6. You can hold it! On the surface this may not seem like a big deal, but for some reason there is a greater sense of satisfaction when you can hold a CD and its packaging in your hands after you buy it. At least for me, there isn’t really anything you can see for your money after downloading an album other than the tracks being listed in your media library. You can’t hold a bunch of digital coding in your hands. Well I guess you technically are doing that with an iPod, but one iPod isn’t as impressive as 500 CDs when it comes to having a “collection.”

BONUS REASON: If you have access to members of the bands you can have them sign your CD booklet or tray insert. You can’t really do that with an iPod or MP3 player.

Want even better high definition sound? You might want to give vinyl a try. Read our post about vinyl here.


The EP – Is It Still A Relevant Term?

There is something that has been gnawing at me for quite some time. The term EP when used to describe releases of bands and artists today. I understand why it’s used, but I don’t agree with it…unless of course it’s released on vinyl. Why? Let’s start with a little back history on the term, shall we?

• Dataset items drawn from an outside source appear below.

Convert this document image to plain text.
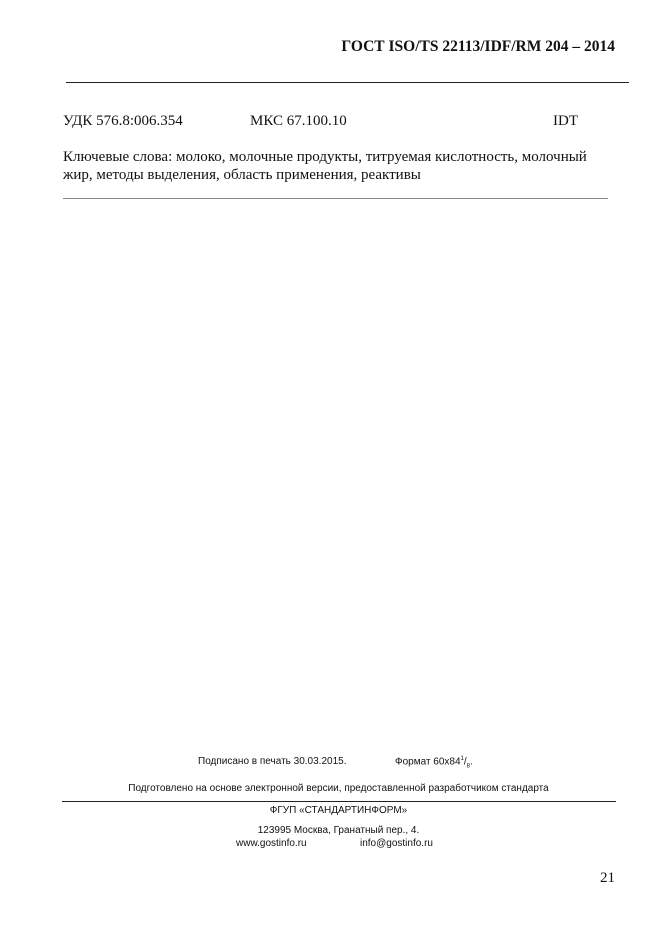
ГОСТ ISO/TS 22113/IDF/RM 204 – 2014
УДК 576.8:006.354	МКС 67.100.10	IDT
Ключевые слова: молоко, молочные продукты, титруемая кислотность, молочный жир, методы выделения, область применения, реактивы
Подписано в печать 30.03.2015.	Формат $60x84^1/_8$.
Подготовлено на основе электронной версии, предоставленной разработчиком стандарта
ФГУП «СТАНДАРТИНФОРМ»
123995 Москва, Гранатный пер., 4.
www.gostinfo.ru	info@gostinfo.ru
21
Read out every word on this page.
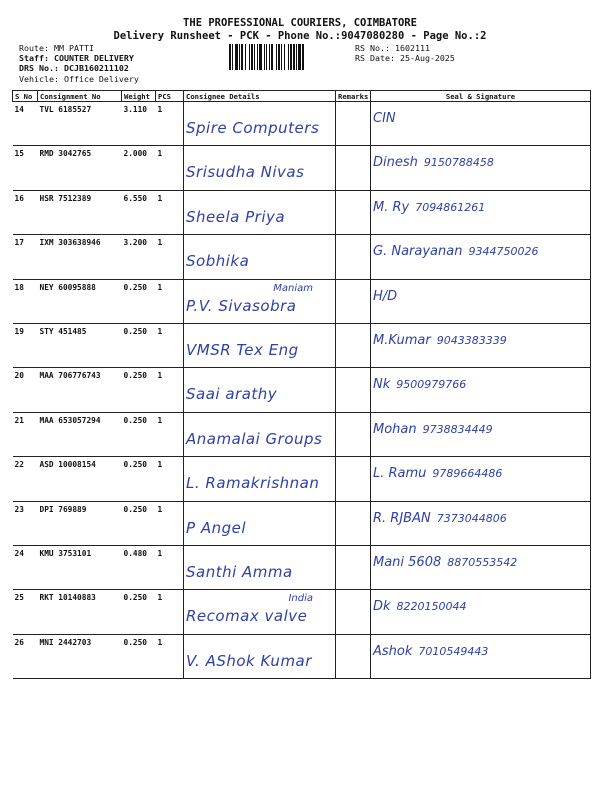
THE PROFESSIONAL COURIERS, COIMBATORE
Delivery Runsheet - PCK - Phone No.:9047080280 - Page No.:2
Route: MM PATTI
Staff: COUNTER DELIVERY
DRS No.: DCJB160211102
Vehicle: Office Delivery
RS No.: 1602111
RS Date: 25-Aug-2025
S No	Consignment No	Weight	PCS	Consignee Details	Remarks	Seal & Signature
14	TVL 6185527	3.110	1	Spire Computers		CIN

15	RMD 3042765	2.000	1	Srisudha Nivas		Dinesh 9150788458

16	HSR 7512389	6.550	1	Sheela Priya		M. Ry 7094861261

17	IXM 303638946	3.200	1	Sobhika		G. Narayanan 9344750026

18	NEY 60095888	0.250	1	Maniam
P.V. Sivasobra		H/D

19	STY 451485	0.250	1	VMSR Tex Eng		M.Kumar 9043383339

20	MAA 706776743	0.250	1	Saai arathy		Nk 9500979766

21	MAA 653057294	0.250	1	Anamalai Groups		Mohan 9738834449

22	ASD 10008154	0.250	1	L. Ramakrishnan		L. Ramu 9789664486

23	DPI 769889	0.250	1	P Angel		R. RJBAN 7373044806

24	KMU 3753101	0.480	1	Santhi Amma		Mani 5608 8870553542

25	RKT 10140883	0.250	1	India
Recomax valve		Dk 8220150044

26	MNI 2442703	0.250	1	V. AShok Kumar		Ashok 7010549443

Back when the popular medium for consuming music was vinyl, there were three main classifications of releases (and still are). That is single, EP, and LP. Singles had one song on each side – side A and side B (which is where the term b-sides came from). The term EP stands for extended play because it contains more music than a single, but not enough as a full release or LP (typically a maximum length of 25 minutes combined or four tracks). An LP is also known as long play. The terms single and EP carried over to the cassette medium, but the term LP was reserved for vinyl (if you bought the new Manowar album, you might have said “I picked up the new Manowar LP” whereas if you bought the cassette you would probably just call it a tape). The three classifications largely have to do with the time constraints within each vinyl format and respective size. Singles and EPs come on 45s while LPs come out on 33s (though some EPs came out on 78s, those were called SPs for some asinine reason). The numbers refer the rpm setting on a record player for those not in the know of this stuff, and technically it’s 33⅓ but whatever. You with me so far? Good, I’m so glad your attention span exceeds 15 seconds because you’d be surprised….I’m tellin’ ya!

Now, since we live in an age where albums are generally released either digitally or on CD and the format is consistent amongst the three above mentioned classifications, why keep on using the term EP if there is nothing to extend? Whether you put one, two, or ten songs on a CD…it’s still a CD. Some with more extra space than others. Same with a digital album, it doesn’t matter how many songs are on it…a download is a download. I suppose the term EP could still be used to describe something that has more tracks than a single and less than a full length release but it just seems odd that, considering what it means and why an EP is called an EP, we still feel compelled to cling onto this term. I don’t know what else to call it, I don’t work in that department. All I know is that maybe it’s time to revisit the terminology for the sake of evolution. Perhaps the term MB for mini-bum or how about FA for fractional album?